Algernon was a precocious child from day one – stubborn as well. At nine months, the child had a 3 word vocabulary: baby, ball and mama. If you took her outside at night, she would use all three words to argue with you that the moon was a ball. I never won that argument.
It was silly of me to think that she would be any less argumentative or stubborn with someone else trying to teach her, but she is very bright.
She learned to read using word cards in a method I can describe only as “whole words,” which is not anywhere near the same as what a pedagogue defines it as. At 6 she could read nearly anything on any level, but the child could not phonics her way out of a paper bag. She was horrid at it. Show her a 15 letter word, and she would say it, define it and use it in a sentence. Ask her what are all the sounds “ou” make, and she say’s “huh.” (No sweety, that’s not one of them.)
So there she was in second grade, by far the best reader in her class, reading at least one chapter book a week and failing, yes a big fat “F” failing, phonics. We found ourselves sitting in a second grade classroom, in seats not meant to hold our bottoms, having the teacher conference with Mrs. H.

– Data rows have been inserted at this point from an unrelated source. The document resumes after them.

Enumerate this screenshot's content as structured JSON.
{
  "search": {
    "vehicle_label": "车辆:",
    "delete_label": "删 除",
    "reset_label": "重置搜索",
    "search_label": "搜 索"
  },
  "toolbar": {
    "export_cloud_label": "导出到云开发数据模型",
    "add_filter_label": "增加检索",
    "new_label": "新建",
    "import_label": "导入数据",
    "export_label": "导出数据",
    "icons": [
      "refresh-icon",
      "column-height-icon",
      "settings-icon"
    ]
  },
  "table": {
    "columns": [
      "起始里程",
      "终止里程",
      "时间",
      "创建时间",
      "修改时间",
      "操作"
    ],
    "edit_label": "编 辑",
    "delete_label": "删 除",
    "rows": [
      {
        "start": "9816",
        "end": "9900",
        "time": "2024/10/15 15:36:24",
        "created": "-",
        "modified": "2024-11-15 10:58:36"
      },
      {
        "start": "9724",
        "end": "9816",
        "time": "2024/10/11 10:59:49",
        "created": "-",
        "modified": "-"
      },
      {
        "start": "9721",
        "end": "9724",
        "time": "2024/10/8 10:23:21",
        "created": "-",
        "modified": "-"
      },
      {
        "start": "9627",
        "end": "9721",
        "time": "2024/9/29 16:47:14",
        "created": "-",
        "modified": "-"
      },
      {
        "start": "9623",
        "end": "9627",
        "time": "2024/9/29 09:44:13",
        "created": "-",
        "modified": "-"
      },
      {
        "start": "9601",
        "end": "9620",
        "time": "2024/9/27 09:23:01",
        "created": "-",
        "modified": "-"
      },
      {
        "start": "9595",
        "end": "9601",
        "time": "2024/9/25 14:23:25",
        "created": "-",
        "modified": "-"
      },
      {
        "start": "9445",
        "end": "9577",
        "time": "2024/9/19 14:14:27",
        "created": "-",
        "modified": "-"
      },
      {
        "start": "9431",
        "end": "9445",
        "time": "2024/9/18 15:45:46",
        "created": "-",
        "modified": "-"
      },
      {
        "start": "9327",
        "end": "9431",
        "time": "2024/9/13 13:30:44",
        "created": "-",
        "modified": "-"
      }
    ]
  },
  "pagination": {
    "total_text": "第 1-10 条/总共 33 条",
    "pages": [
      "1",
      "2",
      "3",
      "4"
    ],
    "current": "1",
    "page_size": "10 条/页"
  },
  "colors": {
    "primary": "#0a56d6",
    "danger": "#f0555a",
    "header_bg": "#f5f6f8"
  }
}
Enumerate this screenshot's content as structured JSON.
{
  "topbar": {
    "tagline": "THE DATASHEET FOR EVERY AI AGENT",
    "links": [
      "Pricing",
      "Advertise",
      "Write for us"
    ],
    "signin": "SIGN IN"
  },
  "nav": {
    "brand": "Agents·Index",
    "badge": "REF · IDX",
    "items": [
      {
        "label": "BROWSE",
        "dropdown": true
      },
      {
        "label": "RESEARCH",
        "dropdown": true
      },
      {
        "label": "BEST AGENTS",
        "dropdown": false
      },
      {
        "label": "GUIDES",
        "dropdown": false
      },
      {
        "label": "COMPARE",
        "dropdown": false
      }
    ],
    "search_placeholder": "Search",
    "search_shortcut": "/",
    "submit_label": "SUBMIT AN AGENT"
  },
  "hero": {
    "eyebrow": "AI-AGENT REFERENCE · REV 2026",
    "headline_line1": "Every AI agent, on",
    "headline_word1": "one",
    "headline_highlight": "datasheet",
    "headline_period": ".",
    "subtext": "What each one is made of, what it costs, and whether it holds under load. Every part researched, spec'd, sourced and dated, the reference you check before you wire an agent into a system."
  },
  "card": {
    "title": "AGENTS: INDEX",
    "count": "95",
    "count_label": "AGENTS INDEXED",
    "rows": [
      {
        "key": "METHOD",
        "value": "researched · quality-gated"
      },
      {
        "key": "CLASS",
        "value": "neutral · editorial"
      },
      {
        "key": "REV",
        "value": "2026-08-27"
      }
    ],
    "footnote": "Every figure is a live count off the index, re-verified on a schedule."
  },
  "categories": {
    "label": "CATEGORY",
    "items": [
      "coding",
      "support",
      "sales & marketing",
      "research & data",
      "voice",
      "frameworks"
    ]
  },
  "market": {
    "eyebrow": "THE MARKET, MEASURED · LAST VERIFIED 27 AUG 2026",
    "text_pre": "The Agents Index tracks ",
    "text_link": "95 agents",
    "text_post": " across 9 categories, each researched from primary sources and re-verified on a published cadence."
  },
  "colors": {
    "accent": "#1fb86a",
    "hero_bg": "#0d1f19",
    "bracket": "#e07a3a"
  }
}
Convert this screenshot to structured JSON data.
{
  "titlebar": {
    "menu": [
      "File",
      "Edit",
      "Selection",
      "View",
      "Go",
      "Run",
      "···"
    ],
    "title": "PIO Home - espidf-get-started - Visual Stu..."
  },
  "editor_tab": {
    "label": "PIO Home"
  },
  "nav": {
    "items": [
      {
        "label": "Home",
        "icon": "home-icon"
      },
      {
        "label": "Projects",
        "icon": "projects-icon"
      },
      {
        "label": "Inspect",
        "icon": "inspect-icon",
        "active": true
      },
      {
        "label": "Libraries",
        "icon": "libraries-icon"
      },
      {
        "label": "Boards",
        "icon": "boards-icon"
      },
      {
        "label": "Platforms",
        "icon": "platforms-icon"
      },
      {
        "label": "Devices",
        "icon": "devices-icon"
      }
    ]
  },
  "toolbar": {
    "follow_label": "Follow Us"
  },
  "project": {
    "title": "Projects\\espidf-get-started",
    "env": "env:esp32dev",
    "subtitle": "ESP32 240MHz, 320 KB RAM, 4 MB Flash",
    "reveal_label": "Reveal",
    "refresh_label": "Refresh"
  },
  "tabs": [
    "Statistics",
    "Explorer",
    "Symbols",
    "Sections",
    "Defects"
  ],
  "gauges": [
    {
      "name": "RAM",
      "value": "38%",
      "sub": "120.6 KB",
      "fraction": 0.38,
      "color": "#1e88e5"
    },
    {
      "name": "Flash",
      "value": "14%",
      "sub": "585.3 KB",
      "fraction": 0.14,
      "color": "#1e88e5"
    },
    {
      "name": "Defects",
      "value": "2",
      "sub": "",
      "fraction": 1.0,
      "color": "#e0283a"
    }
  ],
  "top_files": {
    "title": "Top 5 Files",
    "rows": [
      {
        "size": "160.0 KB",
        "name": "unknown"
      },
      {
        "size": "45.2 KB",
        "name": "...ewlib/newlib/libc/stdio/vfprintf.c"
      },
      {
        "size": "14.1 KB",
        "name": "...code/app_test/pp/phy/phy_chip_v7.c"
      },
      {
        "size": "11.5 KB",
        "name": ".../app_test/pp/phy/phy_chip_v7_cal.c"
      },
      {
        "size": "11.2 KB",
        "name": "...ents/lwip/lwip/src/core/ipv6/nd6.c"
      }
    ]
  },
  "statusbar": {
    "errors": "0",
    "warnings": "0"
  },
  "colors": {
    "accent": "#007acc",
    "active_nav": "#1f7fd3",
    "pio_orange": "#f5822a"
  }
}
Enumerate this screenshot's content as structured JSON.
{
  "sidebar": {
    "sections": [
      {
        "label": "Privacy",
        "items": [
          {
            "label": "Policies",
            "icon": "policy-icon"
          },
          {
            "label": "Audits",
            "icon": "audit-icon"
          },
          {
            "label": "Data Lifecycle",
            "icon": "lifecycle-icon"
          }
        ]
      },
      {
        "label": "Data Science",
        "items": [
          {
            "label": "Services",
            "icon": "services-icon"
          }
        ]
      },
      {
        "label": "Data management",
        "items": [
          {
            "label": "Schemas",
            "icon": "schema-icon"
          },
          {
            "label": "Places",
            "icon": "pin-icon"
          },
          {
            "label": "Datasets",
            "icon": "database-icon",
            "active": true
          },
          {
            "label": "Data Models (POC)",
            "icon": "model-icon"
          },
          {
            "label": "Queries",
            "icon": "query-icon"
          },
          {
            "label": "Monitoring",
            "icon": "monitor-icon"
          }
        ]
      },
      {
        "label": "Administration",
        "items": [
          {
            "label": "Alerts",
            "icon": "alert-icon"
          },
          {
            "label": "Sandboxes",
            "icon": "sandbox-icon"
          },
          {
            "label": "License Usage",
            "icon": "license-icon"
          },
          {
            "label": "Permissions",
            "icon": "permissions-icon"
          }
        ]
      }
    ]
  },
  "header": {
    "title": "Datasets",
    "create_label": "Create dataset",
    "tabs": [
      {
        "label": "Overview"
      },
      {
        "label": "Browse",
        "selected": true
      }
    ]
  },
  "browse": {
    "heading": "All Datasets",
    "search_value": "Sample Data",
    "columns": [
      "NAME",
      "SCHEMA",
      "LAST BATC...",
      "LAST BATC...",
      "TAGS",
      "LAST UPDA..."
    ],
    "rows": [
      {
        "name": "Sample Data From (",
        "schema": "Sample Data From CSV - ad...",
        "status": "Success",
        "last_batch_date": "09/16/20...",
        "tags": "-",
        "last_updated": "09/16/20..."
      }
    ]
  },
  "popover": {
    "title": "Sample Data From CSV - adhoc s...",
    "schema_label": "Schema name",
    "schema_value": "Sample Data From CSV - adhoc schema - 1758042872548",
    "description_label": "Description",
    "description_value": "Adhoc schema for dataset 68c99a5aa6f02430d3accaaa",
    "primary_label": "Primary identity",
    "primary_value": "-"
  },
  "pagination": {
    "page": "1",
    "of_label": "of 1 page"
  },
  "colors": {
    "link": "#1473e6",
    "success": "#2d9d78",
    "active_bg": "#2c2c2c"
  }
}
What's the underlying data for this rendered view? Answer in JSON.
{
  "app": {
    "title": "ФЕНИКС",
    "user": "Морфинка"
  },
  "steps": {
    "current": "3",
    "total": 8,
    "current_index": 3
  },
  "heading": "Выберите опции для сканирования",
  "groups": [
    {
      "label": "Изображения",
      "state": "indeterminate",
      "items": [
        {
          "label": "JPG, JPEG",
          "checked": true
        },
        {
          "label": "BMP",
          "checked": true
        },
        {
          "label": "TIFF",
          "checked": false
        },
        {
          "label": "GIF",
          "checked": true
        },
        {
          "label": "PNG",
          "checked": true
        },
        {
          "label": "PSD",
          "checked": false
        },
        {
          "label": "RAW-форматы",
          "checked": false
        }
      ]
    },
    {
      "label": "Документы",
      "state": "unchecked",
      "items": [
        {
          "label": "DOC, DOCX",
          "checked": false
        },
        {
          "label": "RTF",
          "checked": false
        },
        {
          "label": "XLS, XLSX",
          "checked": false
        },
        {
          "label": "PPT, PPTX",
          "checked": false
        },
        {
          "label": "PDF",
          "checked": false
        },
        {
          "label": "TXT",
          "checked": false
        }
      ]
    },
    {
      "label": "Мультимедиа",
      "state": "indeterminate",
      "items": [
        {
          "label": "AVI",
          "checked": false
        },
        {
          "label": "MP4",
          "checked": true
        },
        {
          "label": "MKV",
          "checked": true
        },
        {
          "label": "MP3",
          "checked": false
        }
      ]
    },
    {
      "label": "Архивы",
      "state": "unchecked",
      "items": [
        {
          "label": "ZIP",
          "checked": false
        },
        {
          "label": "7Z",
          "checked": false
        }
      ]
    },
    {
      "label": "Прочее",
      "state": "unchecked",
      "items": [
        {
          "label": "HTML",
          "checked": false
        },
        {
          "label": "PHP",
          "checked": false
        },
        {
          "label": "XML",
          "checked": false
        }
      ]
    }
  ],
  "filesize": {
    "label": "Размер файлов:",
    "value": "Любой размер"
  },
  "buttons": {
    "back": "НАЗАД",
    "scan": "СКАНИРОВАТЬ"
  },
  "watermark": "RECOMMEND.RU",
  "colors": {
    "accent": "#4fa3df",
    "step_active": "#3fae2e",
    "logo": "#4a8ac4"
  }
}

Mrs. H: Algernon needs to pass phonics. If she doesn’t pass phonics, she won’t pass the second grade.
Us: Uh, Mrs. H. what exactly is the point of learning phonics?
Mrs. H: So that the child can read.
Us: Well, she reads. She reads very well actually. Is there anyone in the class who reads better than she does?
Mrs. H: That’s not the point! She has to know phonics. I believe phonics is the very foundation for reading success.
Us: But, again, she already reads. (long uncomfortable silence) You believe? Does that mean that all second grade teachers use phonics?
Mrs. H: Well, no. But I believe it’s important. My class learns phonics.
Us: Look, we go over the phonics flash card with her for nearly 2 hours every night, and she still doesn’t get it. It didn’t take her that long to learn to read in the first place. She doesn’t use phonics to read. We don’t think she needs it.
Mrs. H: That isn’t really up to you, now is it? As her teacher (isn’t that a phrase they all use to assert their authority over you?), I feel that it is important. Just keep drilling with the phonics cards, and she’ll eventually catch on.
We lost that battle too. She eventually caught on enough to pass, but she still doesn’t use phonics to sound out words. When she doesn’t know a word, she looks it up in the dictionary.
When she started third grade, we were determined that her education wouldn’t be ruled by absurdities. On her first day of third grade, I had a crash course on how to home-school thanks to an Avon customer who home-schooled her 4 children. I pulled her out of school at the end of the day, and we’ve home-schooled her and all our other monkeys ever since.
Do I ever regret it? Of course. All of the time. I’m always questioning what I do and how I do it. I’m still glad I chose it. Some days I despair that I’ve ruined my monkeys’ lives. Then we have a really productive day, or one my monkeys says something really profound that they discovered on their own, and I know that we would never have done those things if they had been in school.
Am I certain I made the correct decision? Never, but is anyone ever certain that they made the correct decision. I do what I think is best with the knowledge I have at the time I have to decide. As parents, that’s just what we do.